Parallel Composition of ($\epsilon, \delta$) differential privacy

Question

I know that if there are $n$ functions $M_1, M_2, \cdots, M_n$ computed on disjoint subsets of the private database whose privacy guarantees are $\epsilon_1, \cdots ,\epsilon_n$ differential privacy, respectively, then any function $g$ of them: $g(M_1, \dots,M_n)$ is $$(\max_i \epsilon_i)$$differentially private.

This is known as the Parallel Composition Theorem.

My question is: does this Parellel Composition Theorem extend to $(\epsilon, \delta)$ differential privacy? In other words, is the following statement true?:

If there are $n$ functions $M_1, M_2, \cdots, M_n$ computed on disjoint subsets of the private database whose privacy guarantees are $(\epsilon_1, \delta_1), \cdots ,(\epsilon_n, \delta_n)$ differential privacy, respectively, then any function $g$ of them: $g(M_1, \dots,M_n)$ is $$(\max_i \epsilon_i, \max_i \delta_i)$$differentially private.

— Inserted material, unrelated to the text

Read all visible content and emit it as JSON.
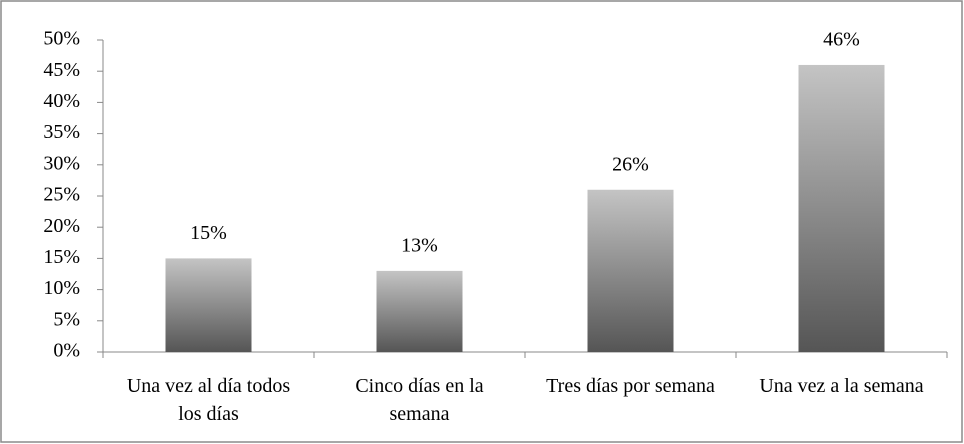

If this statement is NOT true, then what bounds are there are on the privacy of the composition function $g$.

Answer 1

Your conjecture seems correct. If the sets are disjoint then the mapping $\bar{M} = (M_1,\dots,M_n)$ is $(\max(\epsilon_i),\max(\delta_i))$-DP. Note that for every database $D$ and any $x$, $\bar{M}(D)$ differs from $\bar{M}(D\setminus {x})$ in only one coordinate by the disjoint assumption, w.l.o.g., they differ in the $j$'th coordinate. Therefore, the difference between the density functions of $\bar{M}(D)$ and $\bar{M}(D\setminus {x})$ is the same as the difference between $M_j(D)$ and $M_j(D\setminus {x})$.

Answer 2

For a proof of the case with $n=2$ (which generalizes to arbitrary $n \in \mathbb{N}$ by induction):

Let $x = x_1 \sqcup x_2, y = y_1 \sqcup y_2$ such that $x \sim y$.
Since $x \sim y$ (i.e. they differ by at most one entry) we have without loss of generality that $x_1 = y_1$.
Then for any Borel set $B = B_1 \times B_2$ and query $M = (M_1, M_2)$:

\begin{align*} P(M(x, Z) \in B) &= P(M_1(x_1, Z_1) \in B_1) P(M_2(x_2, Z_2) \in B_2)\\ &= P(M_1(y_1, Z_1) \in B_1) P(M_2(x_2, Z_2) \in B_2) & \text{since $x_1 = y_1$}\\ &\leq P(M_1(y_1, Z_1) \in B_1) (e^{\epsilon_2} P(M_2(x_2, Z_2) \in B_2) + \delta_2) & \text{$M_2$ is $(\epsilon_2, \delta_2)$-DP}\\ &= e^{\epsilon_2} P(M(y, Z) \in B) + \delta_2 & \text{since $P(x) \leq 1$}\\ &\leq e^{\max\{\epsilon_1, \epsilon_2\}} P(M(y, Z) \in B) + \max\{\delta_1, \delta_2\} \end{align*} i.e. $M$ is $$(\max\{\epsilon_1, \epsilon_2\}, \max\{\delta_1, \delta_2\})$$ approximately differentially private.